Another piece of information that the author demonstrated, is how biofuels, the most direct substitute for fossil fuels, creates global starvation as they compete with food production. This is alarming because many government policies are promoting the use of biofuels, which shows how counterproductive current policies are. Biofuels have given rise to significant greenhouse gas emissions because of the cutting and burning of trees for land. Growing energy crops on soils that have to be cleared by burning brings no advantages, however while growing crops on already cleared land could be an option, it creates a higher demand for land, resulting in higher food prices. Since gas prices are corresponding with food prices, this means higher gas prices as well. This is a big problem, as evidenced by the The Tortilla Crisis of 2007. When the price of corn tortillas increased, people started to riot. The tortilla crisis came after a rise in the cost of corn, itself induced by growing ethanol consumption and growing demand in emerging countries. There was widespread violence and conflict as a result of this increase in food prices. This would only be a foretaste of what would happen if we don’t fix the biofuel problem.
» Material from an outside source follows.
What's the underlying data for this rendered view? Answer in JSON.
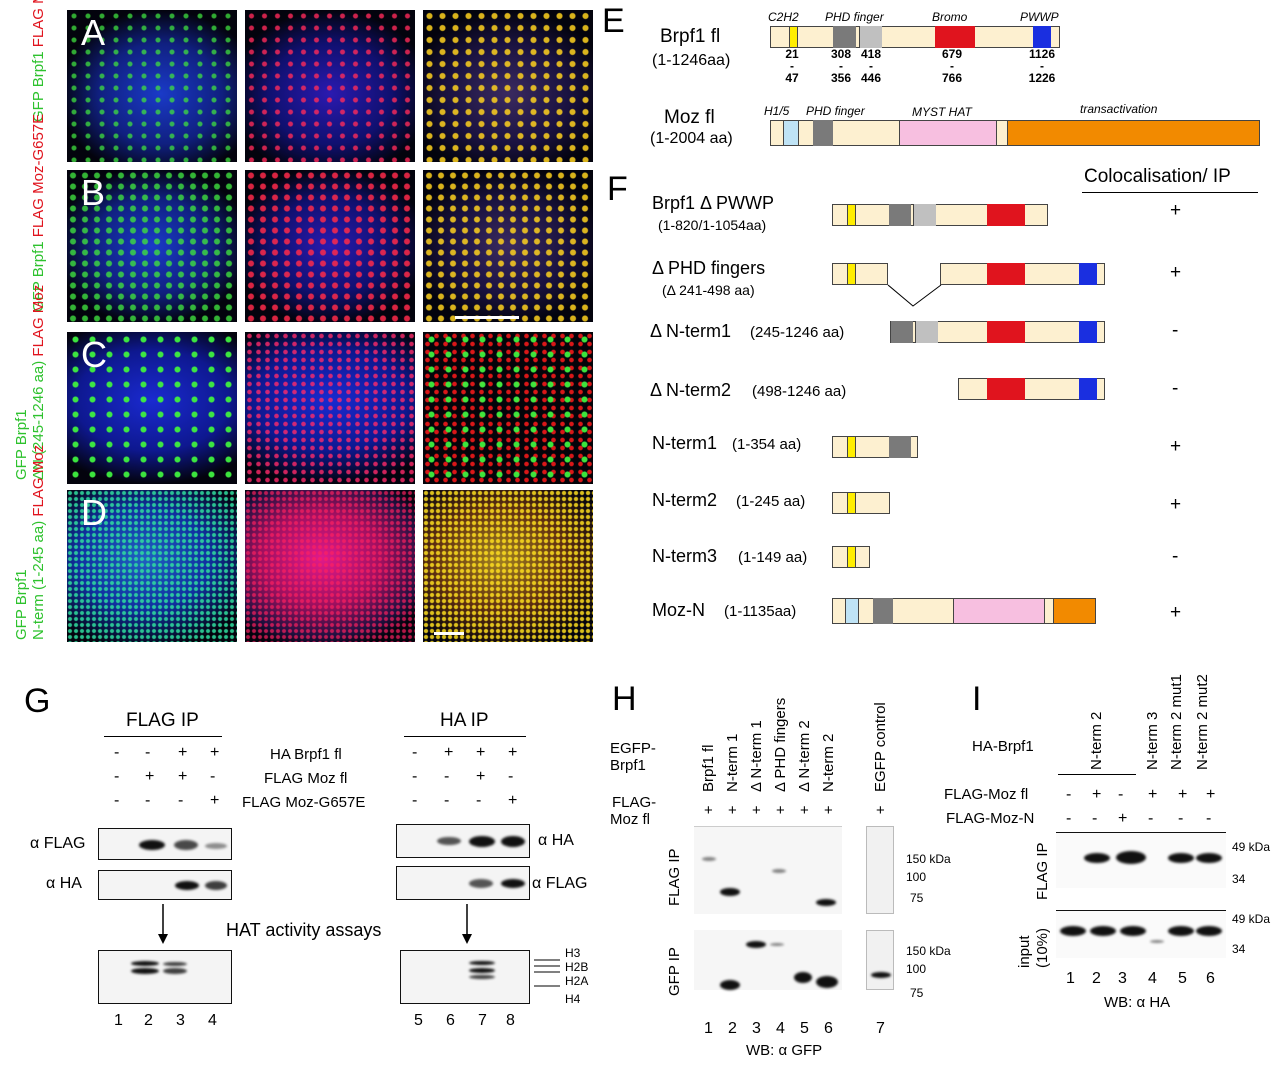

Sinn explains that he thinks it would be beneficial for environmental policy to shift focus from the demand of fossil fuels to the supply of fossil fuels. One problem with that shift is how do we induce resource owners to leave more carbon underground and extract it more slowly? Sinn argues many possible solutions, including a “Super-Kyoto” system which combines all consumer countries into a seamless demand cartel using a worldwide cap and trade system. I agree that we should shift focus from demand to supply, it would be more productive than current policies. We could also try to focus on increasing forest cover at the same time. Trees reduce carbon already in the cycle, further lowering the impact of climate change, and possibly even speeding up the process of lowering carbon emissions.
This was a very thought-provoking book, and I noticed the author’s personality show up in some parts of the book, making it very entertaining to read. This book wasn’t like a textbook, it wasn’t drilling fact after fact into your brain; it was like a rollercoaster, taking you along for the ride about global warming and economics. It kept me reading, wanting to go deeper into how the environment, resource owners, policy-makers worked together. The author made many fascinating connections that made sense, and backed up his words with plenty of data and statistics. This book was written in a way that I could understand and easily relate to. The author took the time to explain the characteristics of each chart and graph, and it helped me understand countries’ use of carbon, and how each policy taken to battle global warming is influencing those countries’ economies.